The view of the intersection the officers were patrolling, as shown from where they were stationed.
While the officers kept their distance, multiple volunteers from Finger Lakes Response Team donned yellow high-visibility vests and stood on the corners to help keep people out of the street.
Community members began arriving as early as noon, with many familiar faces from around Oswego. Organize Oswego and Indivisible Oswego County were both involved in organizing the community response, as well as regional groups like Syracuse Immigrant and Refugee Defense Network.
“As women we have to stick together,” one protestor told iHeart Oswego. She and several of her friends were rotating out to keep a steady presence at the building. The crowd was hoping for some acknowledgment of their presence and information about their loved ones. “I just want to know where my family is,” one tearful young woman said.
Our team did not encounter anyone connected to the bakery in Fulton at the rally, but we did talk to multiple employees and family members of those taken in the raid in Cato.
Background: The Raid in Cato
iHeart spoke with several employees about the raid in Cato to understand what happened. Masked men in tactical gear with tasers and pistols arrived at 9:15am and herded employees into a break room. Managers and supervisors were held separately.
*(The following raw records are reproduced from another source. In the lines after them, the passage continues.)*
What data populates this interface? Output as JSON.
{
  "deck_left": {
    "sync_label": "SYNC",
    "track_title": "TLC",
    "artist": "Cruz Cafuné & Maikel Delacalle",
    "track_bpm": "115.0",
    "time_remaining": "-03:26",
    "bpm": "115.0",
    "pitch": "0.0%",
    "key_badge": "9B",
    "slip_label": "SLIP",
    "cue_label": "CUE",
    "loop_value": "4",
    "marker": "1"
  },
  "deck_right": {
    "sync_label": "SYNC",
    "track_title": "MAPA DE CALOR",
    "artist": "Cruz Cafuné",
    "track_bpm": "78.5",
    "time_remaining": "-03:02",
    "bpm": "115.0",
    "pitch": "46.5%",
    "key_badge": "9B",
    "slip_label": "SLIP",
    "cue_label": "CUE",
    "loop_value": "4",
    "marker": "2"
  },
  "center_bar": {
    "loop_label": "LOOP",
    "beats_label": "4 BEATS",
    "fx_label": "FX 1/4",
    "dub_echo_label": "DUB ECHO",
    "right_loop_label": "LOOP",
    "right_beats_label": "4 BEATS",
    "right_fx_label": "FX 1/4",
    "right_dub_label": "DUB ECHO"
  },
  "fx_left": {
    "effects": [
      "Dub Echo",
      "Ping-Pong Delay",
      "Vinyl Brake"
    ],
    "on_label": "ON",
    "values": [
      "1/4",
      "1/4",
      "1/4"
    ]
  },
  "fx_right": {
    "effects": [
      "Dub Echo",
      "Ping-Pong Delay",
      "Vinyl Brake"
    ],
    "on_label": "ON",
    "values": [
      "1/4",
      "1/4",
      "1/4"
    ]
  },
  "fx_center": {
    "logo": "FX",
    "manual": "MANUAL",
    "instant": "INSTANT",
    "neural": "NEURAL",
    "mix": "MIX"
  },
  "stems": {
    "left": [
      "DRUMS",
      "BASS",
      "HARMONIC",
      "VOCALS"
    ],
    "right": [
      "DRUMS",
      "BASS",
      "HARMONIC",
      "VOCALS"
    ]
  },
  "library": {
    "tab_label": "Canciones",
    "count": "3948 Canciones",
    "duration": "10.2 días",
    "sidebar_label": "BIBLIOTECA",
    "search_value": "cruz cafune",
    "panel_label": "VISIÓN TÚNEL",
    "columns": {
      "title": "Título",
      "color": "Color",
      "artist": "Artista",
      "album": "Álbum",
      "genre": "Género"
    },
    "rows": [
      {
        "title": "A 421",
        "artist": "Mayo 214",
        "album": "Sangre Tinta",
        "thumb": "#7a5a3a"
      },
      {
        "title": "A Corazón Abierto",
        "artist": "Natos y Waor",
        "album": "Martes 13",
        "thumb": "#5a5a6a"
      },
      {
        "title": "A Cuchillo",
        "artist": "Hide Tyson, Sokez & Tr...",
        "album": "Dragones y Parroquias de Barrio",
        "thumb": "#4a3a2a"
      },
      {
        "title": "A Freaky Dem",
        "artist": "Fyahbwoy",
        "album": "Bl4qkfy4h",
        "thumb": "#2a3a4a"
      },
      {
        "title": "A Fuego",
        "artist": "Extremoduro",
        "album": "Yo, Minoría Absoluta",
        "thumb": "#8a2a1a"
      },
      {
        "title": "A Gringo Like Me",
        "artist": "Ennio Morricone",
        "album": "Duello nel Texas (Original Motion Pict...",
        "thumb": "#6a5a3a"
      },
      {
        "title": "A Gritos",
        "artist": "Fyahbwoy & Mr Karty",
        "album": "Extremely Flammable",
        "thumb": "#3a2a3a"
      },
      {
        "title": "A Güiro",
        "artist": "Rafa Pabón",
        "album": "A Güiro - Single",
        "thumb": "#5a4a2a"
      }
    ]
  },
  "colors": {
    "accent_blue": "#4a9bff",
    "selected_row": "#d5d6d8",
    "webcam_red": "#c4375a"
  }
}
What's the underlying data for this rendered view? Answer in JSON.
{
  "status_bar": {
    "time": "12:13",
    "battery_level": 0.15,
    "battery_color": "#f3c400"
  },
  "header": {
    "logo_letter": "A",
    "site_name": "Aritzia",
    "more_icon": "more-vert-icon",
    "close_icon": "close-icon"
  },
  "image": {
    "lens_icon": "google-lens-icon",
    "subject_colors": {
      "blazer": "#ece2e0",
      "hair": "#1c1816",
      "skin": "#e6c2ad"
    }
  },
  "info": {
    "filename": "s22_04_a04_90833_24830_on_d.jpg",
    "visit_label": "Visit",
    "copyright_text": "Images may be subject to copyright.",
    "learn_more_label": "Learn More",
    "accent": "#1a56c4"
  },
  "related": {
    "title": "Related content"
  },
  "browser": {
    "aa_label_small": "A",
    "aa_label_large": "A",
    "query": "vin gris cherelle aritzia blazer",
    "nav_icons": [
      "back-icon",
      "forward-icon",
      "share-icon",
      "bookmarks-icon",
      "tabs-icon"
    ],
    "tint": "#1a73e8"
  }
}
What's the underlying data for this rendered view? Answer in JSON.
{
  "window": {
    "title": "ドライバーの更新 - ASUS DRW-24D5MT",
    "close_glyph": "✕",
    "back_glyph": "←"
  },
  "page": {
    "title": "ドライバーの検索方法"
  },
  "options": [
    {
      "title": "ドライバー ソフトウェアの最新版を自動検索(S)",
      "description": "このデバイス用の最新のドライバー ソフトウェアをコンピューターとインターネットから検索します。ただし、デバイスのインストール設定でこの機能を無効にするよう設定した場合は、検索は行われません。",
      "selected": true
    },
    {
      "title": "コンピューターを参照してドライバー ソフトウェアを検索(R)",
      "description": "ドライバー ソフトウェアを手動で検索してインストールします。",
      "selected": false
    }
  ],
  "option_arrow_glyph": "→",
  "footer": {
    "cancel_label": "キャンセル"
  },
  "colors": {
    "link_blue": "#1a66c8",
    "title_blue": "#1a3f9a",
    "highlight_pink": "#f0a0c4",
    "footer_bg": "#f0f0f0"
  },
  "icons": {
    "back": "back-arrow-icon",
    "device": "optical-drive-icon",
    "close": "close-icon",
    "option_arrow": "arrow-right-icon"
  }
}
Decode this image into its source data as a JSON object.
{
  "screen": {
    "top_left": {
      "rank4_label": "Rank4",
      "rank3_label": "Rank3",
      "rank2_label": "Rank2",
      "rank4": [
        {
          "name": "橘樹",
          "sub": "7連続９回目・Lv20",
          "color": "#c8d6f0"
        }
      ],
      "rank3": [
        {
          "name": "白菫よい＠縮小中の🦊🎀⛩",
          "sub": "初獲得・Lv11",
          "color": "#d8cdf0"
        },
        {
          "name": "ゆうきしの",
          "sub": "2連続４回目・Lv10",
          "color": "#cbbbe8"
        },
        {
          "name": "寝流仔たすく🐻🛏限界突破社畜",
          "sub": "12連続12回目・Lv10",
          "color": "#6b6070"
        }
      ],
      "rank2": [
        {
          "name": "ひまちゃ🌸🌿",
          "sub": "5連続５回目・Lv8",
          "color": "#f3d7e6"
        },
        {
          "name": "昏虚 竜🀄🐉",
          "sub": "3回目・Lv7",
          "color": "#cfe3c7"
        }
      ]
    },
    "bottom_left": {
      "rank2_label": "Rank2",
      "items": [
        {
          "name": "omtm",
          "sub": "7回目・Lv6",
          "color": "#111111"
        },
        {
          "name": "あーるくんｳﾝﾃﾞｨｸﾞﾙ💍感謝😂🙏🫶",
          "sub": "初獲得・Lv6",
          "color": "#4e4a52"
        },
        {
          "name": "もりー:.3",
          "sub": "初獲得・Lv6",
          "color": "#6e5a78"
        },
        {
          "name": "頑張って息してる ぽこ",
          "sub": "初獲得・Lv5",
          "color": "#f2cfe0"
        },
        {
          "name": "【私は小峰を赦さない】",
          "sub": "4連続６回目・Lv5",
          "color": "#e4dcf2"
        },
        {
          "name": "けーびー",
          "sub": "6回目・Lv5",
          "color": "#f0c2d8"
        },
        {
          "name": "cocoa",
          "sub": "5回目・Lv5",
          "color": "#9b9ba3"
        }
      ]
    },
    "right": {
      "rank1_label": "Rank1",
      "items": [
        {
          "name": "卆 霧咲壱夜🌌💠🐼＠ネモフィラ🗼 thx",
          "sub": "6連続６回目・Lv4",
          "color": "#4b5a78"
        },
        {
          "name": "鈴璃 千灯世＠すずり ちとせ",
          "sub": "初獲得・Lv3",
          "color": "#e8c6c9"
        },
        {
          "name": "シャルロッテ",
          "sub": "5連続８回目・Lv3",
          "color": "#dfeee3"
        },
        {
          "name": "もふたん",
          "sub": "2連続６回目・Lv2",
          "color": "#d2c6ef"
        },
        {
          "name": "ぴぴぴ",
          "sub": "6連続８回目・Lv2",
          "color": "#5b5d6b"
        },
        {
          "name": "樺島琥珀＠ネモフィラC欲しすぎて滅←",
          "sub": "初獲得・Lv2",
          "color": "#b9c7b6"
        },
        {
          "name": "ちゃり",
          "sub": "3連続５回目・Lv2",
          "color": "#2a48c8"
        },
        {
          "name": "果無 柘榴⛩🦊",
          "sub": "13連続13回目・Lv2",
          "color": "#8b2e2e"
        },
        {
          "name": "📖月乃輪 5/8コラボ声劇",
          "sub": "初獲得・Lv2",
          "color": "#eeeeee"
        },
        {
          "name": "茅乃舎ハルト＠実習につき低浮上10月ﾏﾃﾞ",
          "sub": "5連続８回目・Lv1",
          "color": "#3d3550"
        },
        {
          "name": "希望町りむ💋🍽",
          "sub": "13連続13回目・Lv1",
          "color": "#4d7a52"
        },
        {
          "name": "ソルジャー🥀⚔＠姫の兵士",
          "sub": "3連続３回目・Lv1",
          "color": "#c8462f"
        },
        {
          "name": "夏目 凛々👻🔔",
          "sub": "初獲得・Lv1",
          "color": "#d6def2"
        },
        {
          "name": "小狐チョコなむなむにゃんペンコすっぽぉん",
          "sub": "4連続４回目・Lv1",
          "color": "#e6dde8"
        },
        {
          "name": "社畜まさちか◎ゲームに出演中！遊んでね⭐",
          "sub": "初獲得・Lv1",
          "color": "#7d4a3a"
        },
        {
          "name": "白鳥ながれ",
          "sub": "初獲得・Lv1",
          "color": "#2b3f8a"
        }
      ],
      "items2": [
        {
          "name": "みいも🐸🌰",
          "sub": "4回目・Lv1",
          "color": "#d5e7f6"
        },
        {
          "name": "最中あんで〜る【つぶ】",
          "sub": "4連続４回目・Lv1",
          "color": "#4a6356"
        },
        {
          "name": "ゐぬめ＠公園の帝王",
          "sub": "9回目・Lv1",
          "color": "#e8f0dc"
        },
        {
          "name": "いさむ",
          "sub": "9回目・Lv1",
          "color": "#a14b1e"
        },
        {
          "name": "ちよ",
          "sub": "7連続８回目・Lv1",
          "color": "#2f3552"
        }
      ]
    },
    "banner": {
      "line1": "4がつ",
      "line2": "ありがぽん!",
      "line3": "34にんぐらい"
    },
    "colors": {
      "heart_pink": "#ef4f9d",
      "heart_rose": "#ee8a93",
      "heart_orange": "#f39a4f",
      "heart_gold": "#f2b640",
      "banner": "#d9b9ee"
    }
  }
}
No one was allowed to make phone calls. “They jammed the wifi so no one could use their phone,” one first shift employee who was present for the raid told us. “It’s a dead zone, so without wifi we can’t make calls.”
The masked men then asked who was a citizen and who was not. “But they just took our word for it,” another employee told us. “I could have said I wasn’t a citizen and they wouldn’t have known.” Personal information like home addresses and phone numbers were then taken from the employees verbally and jotted down in a notebook. “I could see the information of the person in front of me,” the employee told us.
Once they had separated citizens and non-citizens, they ordered citizens to go home for the day and zip-tied everyone who was left. “There were people who had legal papers, but unless they had [the papers] on them, they didn’t care. They wouldn’t let anyone leave the break room to go get their papers and [ICE] took them anyway.”
Many of these were employees who had been at the factory for years. “Virgilio is like my dad,” one employee told iHeart. “Very religious, like he would be upset with me if I cursed. His sons just graduated high school, and I believe they were born here.”
Then, the masked men “trashed the place”—employees came back the next day to find papers thrown everywhere, chairs flipped, hard drives missing. There were reports that one non-citizen worker was thrown across the room.
NOTE: given the gravity of this situation, iHeart granted anonymity to all those interviewed. While we prefer to focus on light, positive news, we feel it our duty to report on events directly impacting our community's ability to live, work, and participate in public life without fear.